Farnsworth D15 Dichotomous Color Test
Farnsworth Test for Congenital and Acquired color defects.
The Farnsworth D-15 contains a reference disc holding notation 10 B 5 4 and fifteen numbered discs which make up an incomplete color circle. The patient arranges the discs and then evaluation of the patients arrangement separates ‘normal’ color perception from moderate and strong defects in deutan, protan or tritan axis color discrimination. The D-15 is housed in a plexiglass container. the disks are spread out on a table and arranged by the patient. The Farnsworth D-15 test is a subset of the well known Farnsworth 100 Hue Test. It is intended for classification instead of in-depth study of color vision defects. The D-15 and 100 hue tests are correlated.

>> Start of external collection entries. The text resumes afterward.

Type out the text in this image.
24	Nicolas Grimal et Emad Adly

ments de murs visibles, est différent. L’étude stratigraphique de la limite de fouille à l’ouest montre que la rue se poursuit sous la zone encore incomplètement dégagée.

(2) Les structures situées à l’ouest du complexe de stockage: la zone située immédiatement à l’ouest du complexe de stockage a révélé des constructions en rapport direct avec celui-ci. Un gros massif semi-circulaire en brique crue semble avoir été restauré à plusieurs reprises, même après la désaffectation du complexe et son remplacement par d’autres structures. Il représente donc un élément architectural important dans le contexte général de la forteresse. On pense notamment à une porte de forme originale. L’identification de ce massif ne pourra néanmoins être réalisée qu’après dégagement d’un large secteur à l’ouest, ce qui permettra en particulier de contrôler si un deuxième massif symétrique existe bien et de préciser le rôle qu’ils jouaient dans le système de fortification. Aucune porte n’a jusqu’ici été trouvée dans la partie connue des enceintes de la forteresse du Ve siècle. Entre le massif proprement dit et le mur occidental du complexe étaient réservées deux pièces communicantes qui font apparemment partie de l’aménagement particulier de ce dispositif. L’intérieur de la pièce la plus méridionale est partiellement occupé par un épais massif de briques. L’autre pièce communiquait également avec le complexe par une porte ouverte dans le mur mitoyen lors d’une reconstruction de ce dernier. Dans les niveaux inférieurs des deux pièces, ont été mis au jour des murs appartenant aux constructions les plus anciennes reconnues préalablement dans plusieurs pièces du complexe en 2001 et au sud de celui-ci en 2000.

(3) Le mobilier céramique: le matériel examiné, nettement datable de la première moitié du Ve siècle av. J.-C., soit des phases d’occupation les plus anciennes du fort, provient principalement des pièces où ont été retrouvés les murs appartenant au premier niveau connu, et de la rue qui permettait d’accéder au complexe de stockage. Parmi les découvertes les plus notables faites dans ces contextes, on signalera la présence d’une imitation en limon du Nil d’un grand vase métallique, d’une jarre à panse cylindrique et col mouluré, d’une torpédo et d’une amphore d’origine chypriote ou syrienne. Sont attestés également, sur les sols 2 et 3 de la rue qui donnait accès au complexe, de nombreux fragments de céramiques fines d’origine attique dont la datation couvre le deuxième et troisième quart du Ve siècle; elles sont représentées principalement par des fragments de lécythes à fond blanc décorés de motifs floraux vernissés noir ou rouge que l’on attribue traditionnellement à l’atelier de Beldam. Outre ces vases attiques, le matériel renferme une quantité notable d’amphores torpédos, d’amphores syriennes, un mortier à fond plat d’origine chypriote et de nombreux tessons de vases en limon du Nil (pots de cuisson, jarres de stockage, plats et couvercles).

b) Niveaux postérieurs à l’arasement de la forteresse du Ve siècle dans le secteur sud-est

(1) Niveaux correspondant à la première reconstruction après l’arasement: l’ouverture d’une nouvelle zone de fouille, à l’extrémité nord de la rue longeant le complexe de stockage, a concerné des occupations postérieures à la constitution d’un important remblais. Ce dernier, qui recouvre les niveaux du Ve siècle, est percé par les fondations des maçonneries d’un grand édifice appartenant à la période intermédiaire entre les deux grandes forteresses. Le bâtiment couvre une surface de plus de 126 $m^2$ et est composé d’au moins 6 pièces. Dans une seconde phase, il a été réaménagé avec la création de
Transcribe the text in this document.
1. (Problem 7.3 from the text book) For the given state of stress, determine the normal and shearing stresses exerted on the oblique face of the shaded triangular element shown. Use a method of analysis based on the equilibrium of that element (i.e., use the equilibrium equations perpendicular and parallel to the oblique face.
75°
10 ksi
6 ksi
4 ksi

Growing Importance of Color deficiency Screening.
In addition to congenital color deficiency screening there is growing evidence that adult acquired color deficiency, especially in yellow and blue perception, can indicate medical toxicity and other problems. Increasingly complex security and medical systems also require verification of all three types of color receptors.
How the D-15 test works:
The Farnsworth D15 is called ‘dichotomous’ because it is designed to separate subjects into one of two groups, 1) Strongly color deficient or 2) Mildly color deficient or color normal. This is accomplished by the arrangement of vivid (saturated) colored discs. A perfect score shows normal color perception. A non-perfect score is used to determine a medium or strong color deficiency.